Neura Robotics erweitert sein globales Netzwerk für künstliche Intelligenz in der Robotik. In Zusammenarbeit mit der RWTH Aachen entsteht am Hightech-Campus Melaten das sogenannte Neura Gym. In dieser Einrichtung sollen kognitive Roboter unter realen Bedingungen trainieren, bevor Industrieunternehmen sie in ihren Fabriken einsetzen. Der Standort in Aachen ist Teil eines weltweiten Ausbaus: Aktuell errichtet das Unternehmen aus Metzingen zehn solcher Trainingszentren. Fünf davon nehmen bis Ende des Jahres 2026 in Europa, den USA und China ihren Betrieb auf. Finanziert wird die Expansion durch eine Investitionsrunde, bei der Neura Robotics bis zu 1,4 Milliarden US-Dollar einsammelte.

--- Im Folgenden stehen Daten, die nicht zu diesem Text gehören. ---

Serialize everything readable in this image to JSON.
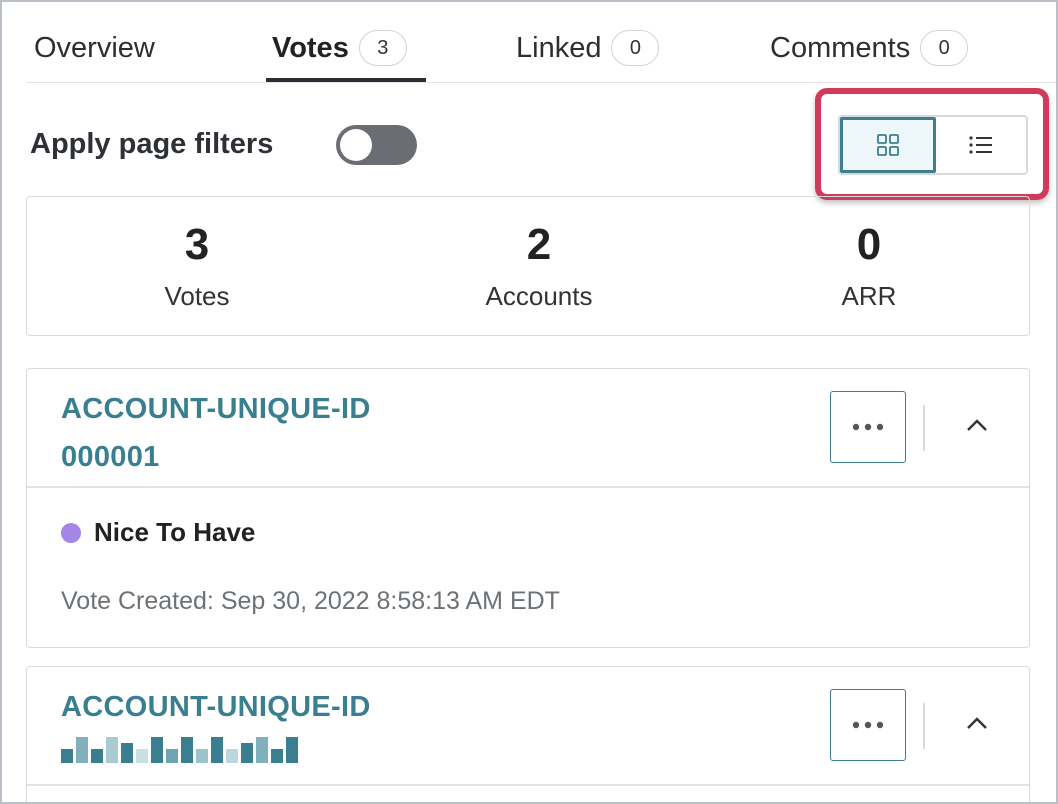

Hinter dem Projekt steht ein grundsätzliches Problem der Branche: Während digitale Sprachmodelle auf schier unendliche Textmengen aus dem Internet zugreifen, fehlen Robotern oft die nötigen Daten aus der physischen Welt. Bisherige Simulationen am Computer stoßen an ihre Grenzen, da sie die Unvorhersehbarkeit echter Fabrikhallen oder Krankenhäuser nicht vollständig abbilden. In den neuen Zentren kombinieren die Ingenieure daher physisches Training mit präzisen Simulationen. Roboter üben dort Handgriffe in großem Maßstab, um komplexe Bewegungsabläufe zu verinnerlichen und so das Risiko für Fehler bei der späteren Einführung im Betrieb zu senken.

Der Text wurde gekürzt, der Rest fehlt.